Conventionally, many of character display units used for word processors and the like have adopted the code refreshing system, and these units are now required to have a graphic display ability for displaying graphs and figures. However, when the graphics-oriented bit map refreshing system is employed, it must expand dot patterns of characters in the bit map memory in display characters, resulting in a drawback of slower display process as compared with the conventional code refreshing system. This situation holds true in the case of printing the mixture of character, graphic and image data with a laser beam printer (LBP).
A method of the fast character dot pattern expansion process for a bit map memory is described, for example, in JP-A No. 60-260989 and in article entitled "256K Graphic Dual-Port Memory Incorporating Raster Operation Function and Serial Input Function", NIKKEI ELECTRONICS, pp. 243-264, published on Mar. 24, 1986 by NIKKEI McGRAW-HILL The above patent application and article propose the provision of a logical operation circuit for dealing with the raster operation on a hardware basis, in which data to be written into the bit map memory is shifted bitwise, logical operations are implemented between data in the bit map memory and writing data which has been shifted bitwise, and the result is stored in the bit map memory.

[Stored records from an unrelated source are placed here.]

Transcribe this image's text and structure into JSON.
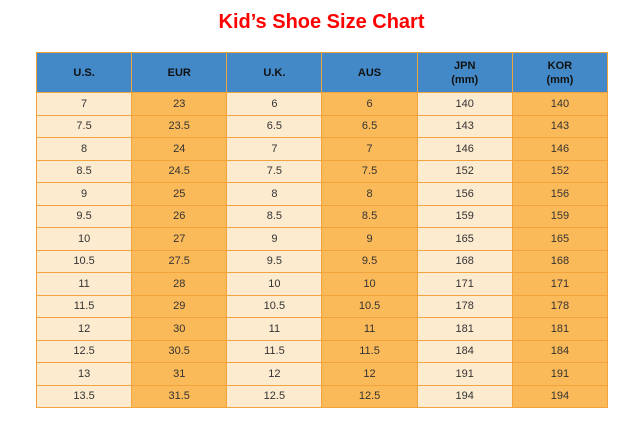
{
  "title": "Kid’s Shoe Size Chart",
  "colors": {
    "title_red": "#FF0000",
    "header_blue": "#4389C7",
    "col_cream": "#FDEBD0",
    "col_orange": "#FBBA59",
    "border_orange": "#F2A33C",
    "header_text": "#111111",
    "cell_text": "#333333"
  },
  "chart_data": {
    "type": "table",
    "title": "Kid’s Shoe Size Chart",
    "columns": [
      {
        "label": "U.S.",
        "sub": ""
      },
      {
        "label": "EUR",
        "sub": ""
      },
      {
        "label": "U.K.",
        "sub": ""
      },
      {
        "label": "AUS",
        "sub": ""
      },
      {
        "label": "JPN",
        "sub": "(mm)"
      },
      {
        "label": "KOR",
        "sub": "(mm)"
      }
    ],
    "rows": [
      [
        "7",
        "23",
        "6",
        "6",
        "140",
        "140"
      ],
      [
        "7.5",
        "23.5",
        "6.5",
        "6.5",
        "143",
        "143"
      ],
      [
        "8",
        "24",
        "7",
        "7",
        "146",
        "146"
      ],
      [
        "8.5",
        "24.5",
        "7.5",
        "7.5",
        "152",
        "152"
      ],
      [
        "9",
        "25",
        "8",
        "8",
        "156",
        "156"
      ],
      [
        "9.5",
        "26",
        "8.5",
        "8.5",
        "159",
        "159"
      ],
      [
        "10",
        "27",
        "9",
        "9",
        "165",
        "165"
      ],
      [
        "10.5",
        "27.5",
        "9.5",
        "9.5",
        "168",
        "168"
      ],
      [
        "11",
        "28",
        "10",
        "10",
        "171",
        "171"
      ],
      [
        "11.5",
        "29",
        "10.5",
        "10.5",
        "178",
        "178"
      ],
      [
        "12",
        "30",
        "11",
        "11",
        "181",
        "181"
      ],
      [
        "12.5",
        "30.5",
        "11.5",
        "11.5",
        "184",
        "184"
      ],
      [
        "13",
        "31",
        "12",
        "12",
        "191",
        "191"
      ],
      [
        "13.5",
        "31.5",
        "12.5",
        "12.5",
        "194",
        "194"
      ]
    ]
  }
}
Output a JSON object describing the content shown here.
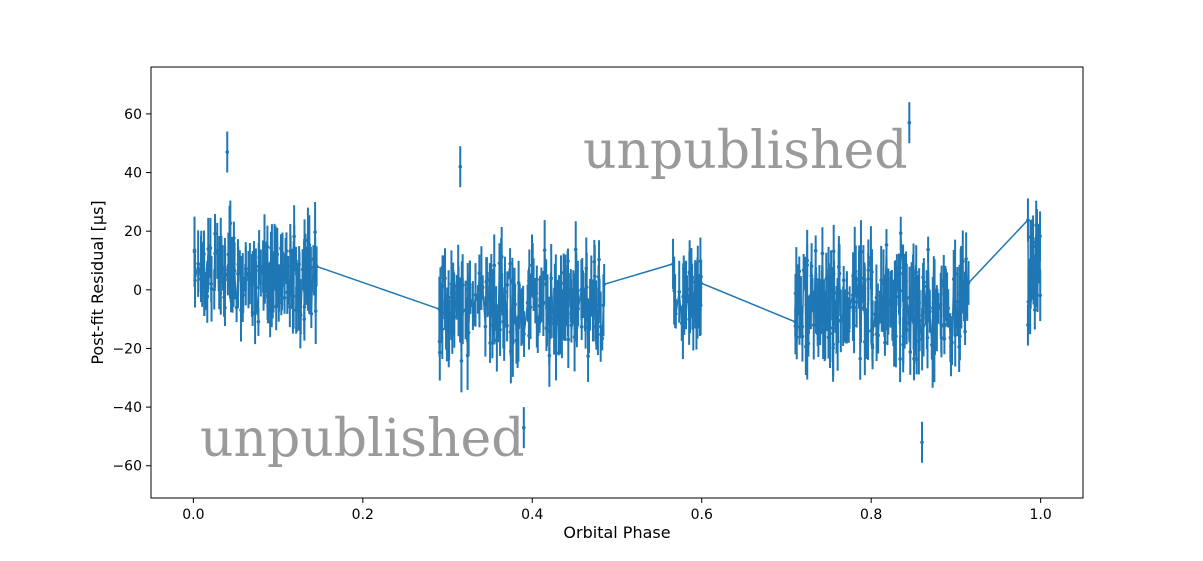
{
  "chart_data": {
    "type": "scatter",
    "title": "",
    "xlabel": "Orbital Phase",
    "ylabel": "Post-fit Residual [μs]",
    "xlim": [
      -0.05,
      1.05
    ],
    "ylim": [
      -71,
      76
    ],
    "x_ticks": [
      0.0,
      0.2,
      0.4,
      0.6,
      0.8,
      1.0
    ],
    "x_tick_labels": [
      "0.0",
      "0.2",
      "0.4",
      "0.6",
      "0.8",
      "1.0"
    ],
    "y_ticks": [
      -60,
      -40,
      -20,
      0,
      20,
      40,
      60
    ],
    "y_tick_labels": [
      "−60",
      "−40",
      "−20",
      "0",
      "20",
      "40",
      "60"
    ],
    "grid": false,
    "legend": "none",
    "error_bars": true,
    "series_color": "#1f77b4",
    "clusters": [
      {
        "x_range": [
          0.0,
          0.148
        ],
        "center": 5,
        "spread": 12,
        "approx_points": 170
      },
      {
        "x_range": [
          0.29,
          0.485
        ],
        "center": -5,
        "spread": 13,
        "approx_points": 230
      },
      {
        "x_range": [
          0.565,
          0.6
        ],
        "center": -3,
        "spread": 10,
        "approx_points": 45
      },
      {
        "x_range": [
          0.71,
          0.915
        ],
        "center": -5,
        "spread": 14,
        "approx_points": 260
      },
      {
        "x_range": [
          0.985,
          1.0
        ],
        "center": 10,
        "spread": 14,
        "approx_points": 30
      }
    ],
    "highlighted_points": [
      {
        "x": 0.04,
        "y": 47
      },
      {
        "x": 0.315,
        "y": 42
      },
      {
        "x": 0.845,
        "y": 57
      },
      {
        "x": 0.86,
        "y": -52
      },
      {
        "x": 0.39,
        "y": -47
      },
      {
        "x": 0.985,
        "y": -12
      }
    ],
    "watermarks": [
      "unpublished",
      "unpublished"
    ]
  }
}
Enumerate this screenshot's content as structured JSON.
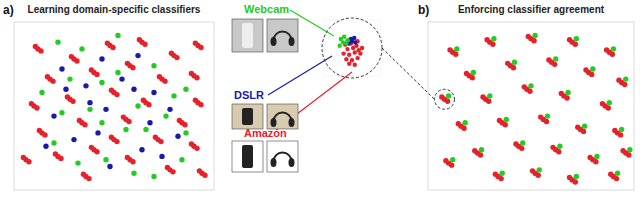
{
  "chart_data": [
    {
      "type": "scatter",
      "title": "Learning domain-specific classifiers",
      "annotations": [
        "a)"
      ],
      "xlim": [
        0,
        100
      ],
      "ylim": [
        0,
        100
      ],
      "tick_labels": false,
      "marker": "circle",
      "series": [
        {
          "name": "Amazon",
          "color": "#e8202a",
          "x": [
            30,
            31.5,
            28.7,
            48,
            49.5,
            46.7,
            64,
            65.5,
            62.7,
            80,
            81.5,
            78.7,
            90,
            91.5,
            88.7,
            18,
            19.5,
            16.7,
            40,
            41.5,
            38.7,
            58,
            59.5,
            56.7,
            74,
            75.5,
            72.7,
            92,
            93.5,
            90.7,
            10,
            11.5,
            8.7,
            28,
            29.5,
            26.7,
            50,
            51.5,
            48.7,
            66,
            67.5,
            64.7,
            84,
            85.5,
            82.7,
            14,
            15.5,
            12.7,
            34,
            35.5,
            32.7,
            56,
            57.5,
            54.7,
            72,
            73.5,
            70.7,
            90,
            91.5,
            88.7,
            22,
            23.5,
            20.7,
            40,
            41.5,
            38.7,
            58,
            59.5,
            56.7,
            78,
            79.5,
            76.7,
            36,
            37.5,
            34.7,
            12,
            13.5,
            10.7,
            92,
            93.5,
            90.7,
            6,
            7.5,
            4.7,
            94,
            95.5,
            92.7,
            50,
            51.5,
            48.7
          ],
          "values": [
            78,
            76.8,
            79.4,
            86,
            84.8,
            87.4,
            88,
            86.8,
            89.4,
            80,
            78.8,
            81.4,
            68,
            66.8,
            69.4,
            66,
            64.8,
            67.4,
            70,
            68.8,
            71.4,
            74,
            72.8,
            75.4,
            66,
            64.8,
            67.4,
            52,
            50.8,
            53.4,
            50,
            48.8,
            51.4,
            54,
            52.8,
            55.4,
            58,
            56.8,
            59.4,
            52,
            50.8,
            53.4,
            40,
            38.8,
            41.4,
            34,
            32.8,
            35.4,
            40,
            38.8,
            41.4,
            42,
            40.8,
            43.4,
            30,
            28.8,
            31.4,
            26,
            24.8,
            27.4,
            20,
            18.8,
            21.4,
            24,
            22.8,
            25.4,
            18,
            16.8,
            19.4,
            12,
            10.8,
            13.4,
            8,
            6.8,
            9.4,
            84,
            82.8,
            85.4,
            86,
            84.8,
            87.4,
            18,
            16.8,
            19.4,
            10,
            8.8,
            11.4,
            30,
            28.8,
            31.4
          ]
        },
        {
          "name": "DSLR",
          "color": "#1a1aa8",
          "x": [
            24,
            36,
            44,
            54,
            62,
            70,
            20,
            46,
            60,
            78,
            30,
            42,
            68,
            82,
            16,
            48,
            64,
            26,
            38,
            74
          ],
          "values": [
            72,
            62,
            78,
            66,
            80,
            58,
            44,
            48,
            60,
            48,
            30,
            34,
            40,
            32,
            26,
            14,
            24,
            60,
            52,
            20
          ]
        },
        {
          "name": "Webcam",
          "color": "#22cc22",
          "x": [
            22,
            34,
            52,
            70,
            86,
            14,
            44,
            62,
            80,
            24,
            38,
            56,
            76,
            20,
            32,
            46,
            66,
            86,
            28,
            52,
            70,
            44,
            60,
            84
          ],
          "values": [
            88,
            84,
            92,
            74,
            60,
            58,
            64,
            50,
            56,
            46,
            48,
            36,
            44,
            28,
            16,
            18,
            36,
            34,
            66,
            70,
            8,
            40,
            10,
            18
          ]
        }
      ]
    },
    {
      "type": "scatter",
      "title": "Enforcing classifier agreement",
      "annotations": [
        "b)"
      ],
      "xlim": [
        0,
        100
      ],
      "ylim": [
        0,
        100
      ],
      "tick_labels": false,
      "marker": "circle",
      "series": [
        {
          "color": "#e8202a",
          "x": [
            12,
            13.5,
            10.7,
            30,
            31.5,
            28.7,
            50,
            51.5,
            48.7,
            70,
            71.5,
            68.7,
            88,
            89.5,
            86.7,
            20,
            21.5,
            18.7,
            40,
            41.5,
            38.7,
            60,
            61.5,
            58.7,
            78,
            79.5,
            76.7,
            94,
            95.5,
            92.7,
            8,
            9.5,
            6.7,
            28,
            29.5,
            26.7,
            48,
            49.5,
            46.7,
            66,
            67.5,
            64.7,
            86,
            87.5,
            84.7,
            16,
            17.5,
            14.7,
            36,
            37.5,
            34.7,
            56,
            57.5,
            54.7,
            74,
            75.5,
            72.7,
            92,
            93.5,
            90.7,
            24,
            25.5,
            22.7,
            44,
            45.5,
            42.7,
            62,
            63.5,
            60.7,
            80,
            81.5,
            78.7,
            10,
            11.5,
            8.7,
            34,
            35.5,
            32.7,
            52,
            53.5,
            50.7,
            70,
            71.5,
            68.7,
            90,
            91.5,
            88.7,
            96,
            97.5,
            94.7
          ],
          "values": [
            82,
            80.8,
            83.4,
            88,
            86.8,
            89.4,
            90,
            88.8,
            91.4,
            88,
            86.8,
            89.4,
            82,
            80.8,
            83.4,
            68,
            66.8,
            69.4,
            74,
            72.8,
            75.4,
            76,
            74.8,
            77.4,
            70,
            68.8,
            71.4,
            64,
            62.8,
            65.4,
            54,
            52.8,
            55.4,
            54,
            52.8,
            55.4,
            60,
            58.8,
            61.4,
            56,
            54.8,
            57.4,
            50,
            48.8,
            51.4,
            38,
            36.8,
            39.4,
            40,
            38.8,
            41.4,
            42,
            40.8,
            43.4,
            36,
            34.8,
            37.4,
            34,
            32.8,
            35.4,
            22,
            20.8,
            23.4,
            26,
            24.8,
            27.4,
            24,
            22.8,
            25.4,
            18,
            16.8,
            19.4,
            16,
            14.8,
            17.4,
            8,
            6.8,
            9.4,
            10,
            8.8,
            11.4,
            6,
            4.8,
            7.4,
            8,
            6.8,
            9.4,
            22,
            20.8,
            23.4
          ]
        },
        {
          "color": "#22cc22",
          "x": [
            14,
            32,
            52,
            72,
            90,
            22,
            42,
            62,
            80,
            96,
            10,
            30,
            50,
            68,
            88,
            18,
            38,
            58,
            76,
            94,
            26,
            46,
            64,
            82,
            12,
            36,
            54,
            72,
            92,
            98
          ],
          "values": [
            84,
            90,
            92,
            90,
            84,
            70,
            76,
            78,
            72,
            66,
            56,
            56,
            62,
            58,
            52,
            40,
            42,
            44,
            38,
            36,
            24,
            28,
            26,
            20,
            18,
            10,
            12,
            8,
            10,
            24
          ]
        }
      ]
    },
    {
      "type": "scatter",
      "xlim": [
        0,
        100
      ],
      "ylim": [
        0,
        100
      ],
      "tick_labels": false,
      "marker": "circle",
      "series": [
        {
          "color": "#e8202a",
          "x": [
            40,
            50,
            60,
            35,
            45,
            55,
            65,
            42,
            52,
            62,
            38,
            48,
            58,
            68,
            45,
            55,
            50,
            60
          ],
          "values": [
            30,
            28,
            32,
            40,
            38,
            42,
            40,
            48,
            50,
            46,
            56,
            58,
            54,
            50,
            22,
            20,
            64,
            62
          ]
        },
        {
          "color": "#1a1aa8",
          "x": [
            44,
            50,
            56,
            48,
            54
          ],
          "values": [
            58,
            62,
            60,
            66,
            68
          ]
        },
        {
          "color": "#22cc22",
          "x": [
            30,
            36,
            42,
            34,
            40,
            28
          ],
          "values": [
            66,
            70,
            64,
            60,
            58,
            54
          ]
        }
      ]
    }
  ]
}
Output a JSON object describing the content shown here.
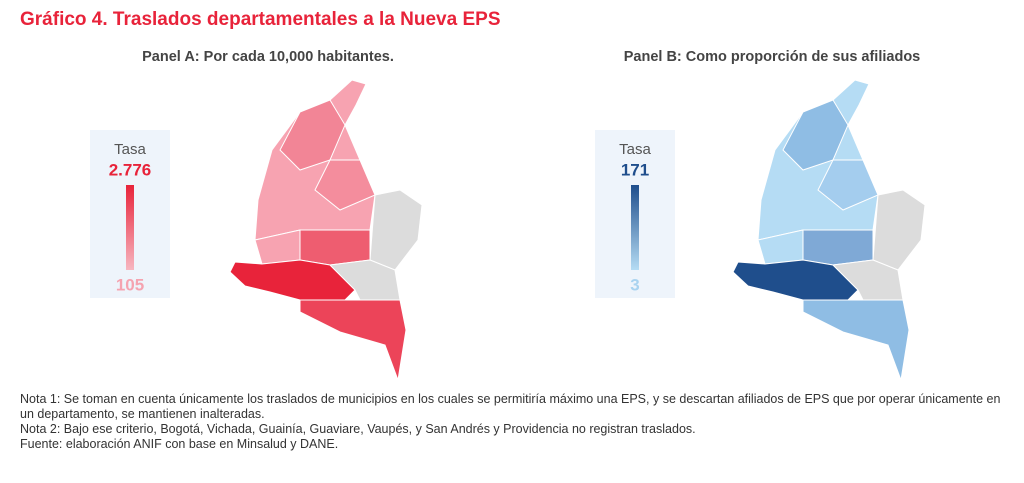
{
  "title": "Gráfico 4. Traslados departamentales a la Nueva EPS",
  "panels": [
    {
      "title": "Panel A: Por cada 10,000 habitantes.",
      "legend": {
        "label": "Tasa",
        "max": "2.776",
        "min": "105"
      }
    },
    {
      "title": "Panel B: Como proporción de sus afiliados",
      "legend": {
        "label": "Tasa",
        "max": "171",
        "min": "3"
      }
    }
  ],
  "notes": [
    "Nota 1: Se toman en cuenta únicamente los traslados de municipios en los cuales se permitiría máximo una EPS, y se descartan afiliados de EPS que por operar únicamente en un departamento, se mantienen inalteradas.",
    "Nota 2: Bajo ese criterio, Bogotá, Vichada, Guainía, Guaviare, Vaupés, y San Andrés y Providencia no registran traslados.",
    "Fuente: elaboración ANIF con base en Minsalud y DANE."
  ]
}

Supporting the case of reading out data from a character generator (CG) ROM which stores dot patterns of characters and writing the data into a frame buffer made of bit memory, it can be said that the word boundaries of data stored in the CG-ROM are generally inconsistent with the word boundaries of the frame buffer. On this account, in writing data into the frame buffer, the bit-shift process for aligning writing data to the word boundaries of frame buffer is required. Generally, data written in one address of the frame has a bit width smaller that the bit width of one word of the frame buffer. For example, in writing a piece of 12-bit source data which has been shifted by 7 bits into a frame buffer of 1-word (16-bit) size, the bit width of data which is actually written in an address of frame buffer is: EQU 16 bits-7 bits=9 bits
The remaining 3 bits of source data which have been left unwritten in the above writing process will undergo the writing process at the next address adjacent in the word boundary direction.
The conventional system first checks whether writing data crosses the word boundary of frame buffer and, in this case, implements on a software basis the process of writing the remaining portion of data into the next address adjacent in the word boundary direction, leaving the room of improvement from the viewpoint of fast graphic processing.